Menkop UKM Teten Masduki memprediksikan, tak bisa semua UMKM memiliki sertifikasi halal dalam kurun waktu yang hanya tersisa sebentar saja.

"Kami prediksi tidak mungkin bisa 100 persen para pelaku UMKM (mendapatkan sertifikasi halal). Sehingga, diperlukan relaksasi seperti penundaan kewajiban mereka memiliki sertifikasi halal. Karena kalau enggak nanti mereka tersangkut masalah hukum," ujar Teten kepada wartawan saat ditemui usai Diskusi Forwakop terkait Peran UMKM dalam Hilirisasi Sektor Aquaculture dan Agriculture, Jumat, 8 Maret.

Dia menyarankan, agar BPJPH Kemenag juga turut mempermudah para UMKM untuk mendapatkan sertifikasi halal.
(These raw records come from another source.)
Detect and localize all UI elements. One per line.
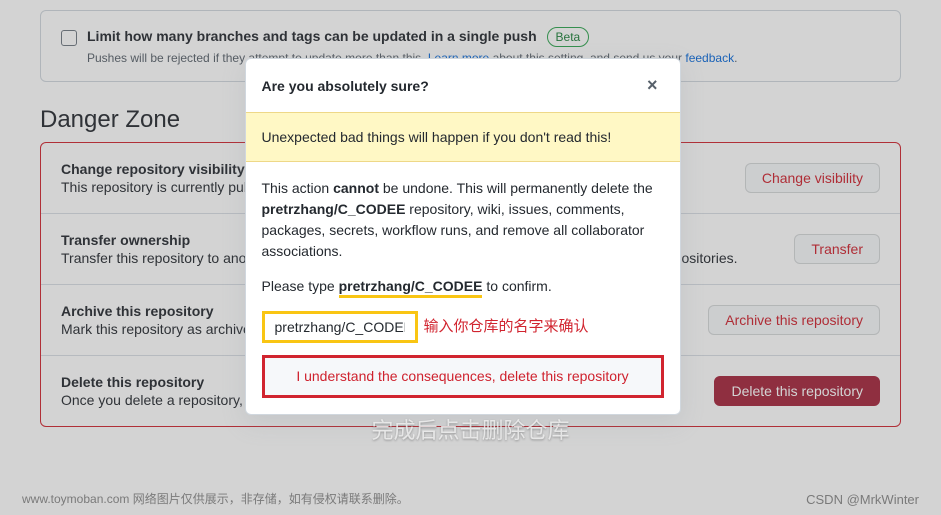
modal-title: Are you absolutely sure? xyxy=(262,78,429,94)
change-visibility-button[interactable]: Change visibility xyxy=(745,163,880,193)
archive-repository-button[interactable]: Archive this repository xyxy=(708,305,880,335)
footer-right: CSDN @MrkWinter xyxy=(806,492,919,507)
confirm-repo-name: pretrzhang/C_CODEE xyxy=(339,278,483,298)
modal-paragraph-2: Please type pretrzhang/C_CODEE to confir… xyxy=(262,276,664,297)
modal-warning: Unexpected bad things will happen if you… xyxy=(246,112,680,162)
confirm-delete-modal: Are you absolutely sure? × Unexpected ba… xyxy=(245,58,697,415)
confirm-delete-button[interactable]: I understand the consequences, delete th… xyxy=(262,355,664,398)
overlay-annotation: 完成后点击删除仓库 xyxy=(371,413,569,445)
footer-left: www.toymoban.com 网络图片仅供展示，非存储，如有侵权请联系删除。 xyxy=(22,490,409,507)
delete-repository-button[interactable]: Delete this repository xyxy=(714,376,880,406)
confirm-name-input[interactable] xyxy=(262,311,418,343)
transfer-button[interactable]: Transfer xyxy=(794,234,880,264)
setting-title: Limit how many branches and tags can be … xyxy=(87,28,537,44)
checkbox-limit-push[interactable] xyxy=(61,30,77,46)
beta-badge: Beta xyxy=(547,27,590,47)
annotation-input: 输入你仓库的名字来确认 xyxy=(424,316,589,339)
modal-paragraph-1: This action cannot be undone. This will … xyxy=(262,178,664,262)
close-icon[interactable]: × xyxy=(641,75,664,96)
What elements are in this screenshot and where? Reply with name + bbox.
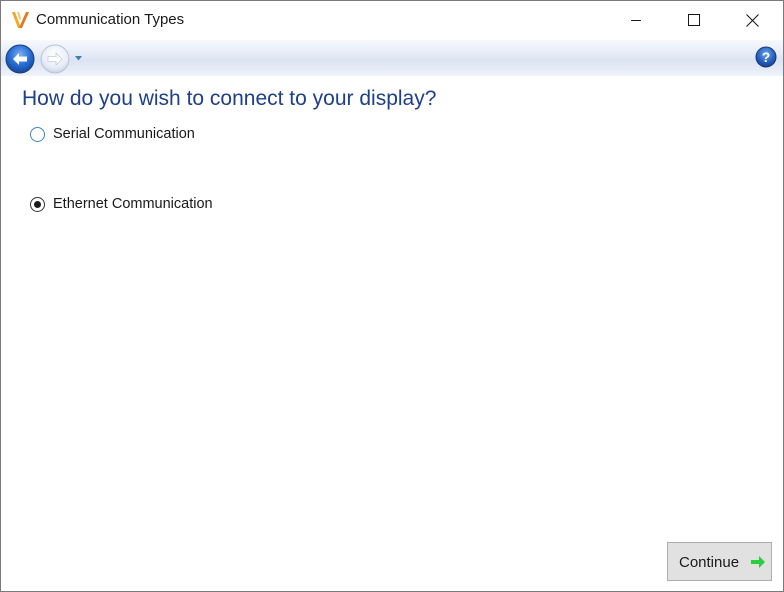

Misalnya, untuk produk-produk kuliner yang bahan bakunya tentu sudah halal.

"Misalnya untuk produk-produk tertentu bisa dipercepat, kayak produk kuliner yang bahan bakunya sudah halal. Ya, itu masuk ke jalur hijau dan sudah dikasih sertifikasi. Sehingga, mereka sudah menyatakan halal," katanya.

"Kalau misalnya jualan keripik singkong, bakso. Mungkin bakso ada daging atau susu itu masih ada kemungkinan muncul babi, tapi kalau yang (UMKM) lainnya kasih aja kemudahan," sambungnya.

Menurut Teten, pemerintah sebagai pembuat kebijakan seharusnya memudahkan para UMKM untuk menjual produk-produknya, bukan malah mempersulit dengan adanya kebijakan tersebut.

"Jadi, sebenarnya banyak yang bisa dipermudah, ya, permudah lah. UMKM juga enggak punya biayanya, sudah dipermudah. Pemerintah juga, ya, jangan sok-sokan, kasihan rakyatnya. Ini, kan, tujuan sertifikasi halal untuk memberikan perlindungan bagi umat Islam, nah UMKMnya umat Islam juga yang dipersulit," tegasnya.